Senza il quorum, il controverso primo cittadino della giovane democrazia, da cinque anni socia dell’Ue, potrà restare in sella («Abbiamo sventato un tentativo di colpo di Stato», il suo commento a caldo), soluzione che non placherà lo scontro politico. E infatti Ponta ha ribadito che comunque «non si può ignorare la volontà di milioni di romeni». I dati ufficiali pubblicati ieri sera hanno attestato i tasso di partecipazione al referendum al 45,92% - con il mancato raggiungimento del quorum del 50% più uno necessario - ma con 7 milioni di romeni, quasi il 90 per cento degli elettori, a favore della destituzione del capo di Stato. Il che prospetta una nuova fase di instabilità, con l'impopolarità di Basescu certificata dalle urne, ma non valida costituzionalmente.
La Romania rischia di entrare in una fase di nuova, ulteriore instabilità dopo le settimane di braccio di ferro istituzionale che hanno portato al referendum. In piazza a Bucarest le manifestazioni di protesta contro il Capo dello Stato sono continuate ben oltre la fine del voto. È lo scontro fra due mondi, la più dura querelle politica del paese dalla caduta del regime di Ceausescu nel dicembre 1989. La diatriba politica fra il presidente conservatore e il premier socialdemocratico ha paralizzato la repubblica in un momento congiunturale insidioso. Basescu, ex capitano di Marina, già ministro dei Trasporti e sindaco di Bucarest, è stato più volte accusato di usare il potere per fini personali e in modo autoritario, oltre che di essere stato collaboratore della polizia segreta di Ceausescu.

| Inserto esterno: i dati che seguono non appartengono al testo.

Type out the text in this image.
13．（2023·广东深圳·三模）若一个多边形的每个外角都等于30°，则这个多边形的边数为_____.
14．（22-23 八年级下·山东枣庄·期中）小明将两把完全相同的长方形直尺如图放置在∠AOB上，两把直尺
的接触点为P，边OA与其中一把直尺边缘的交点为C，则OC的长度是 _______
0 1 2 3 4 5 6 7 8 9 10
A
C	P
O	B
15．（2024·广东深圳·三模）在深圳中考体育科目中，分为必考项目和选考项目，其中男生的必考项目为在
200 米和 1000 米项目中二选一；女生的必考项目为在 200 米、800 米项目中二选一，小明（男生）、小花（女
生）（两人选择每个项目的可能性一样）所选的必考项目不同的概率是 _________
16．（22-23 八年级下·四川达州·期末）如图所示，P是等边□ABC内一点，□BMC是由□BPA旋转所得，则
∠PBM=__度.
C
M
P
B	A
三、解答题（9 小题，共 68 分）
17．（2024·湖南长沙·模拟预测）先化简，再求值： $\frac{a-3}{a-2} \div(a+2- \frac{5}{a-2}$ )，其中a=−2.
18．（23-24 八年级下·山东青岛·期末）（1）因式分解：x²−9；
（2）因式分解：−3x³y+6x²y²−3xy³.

Il parlamento il 6 luglio ha votato la sospensione di Basescu per trenta giorni: il primo ministro socialista Ponta accusa l’ex presidente di abusare della propria posizione per ingerirsi nella vita parlamentare ; per Basescu, al contrario, Ponta sta tentando un colpo di stato minando l’autonomia del potere giudiziario. Nella lotta istituzionale rumena è intervenuta con forza anche la voce di Bruxelles. “Ponta sta scuotendo la fiducia”, il monito del presidente della Commissione europea José Manuel Barroso, che la dice lunga sulla scarsa stima che a livello europeo si nutre verso il primo ministro romeno e lasciano intendere che nei prossimi tempi l’Ue marcherà a vista la Romania.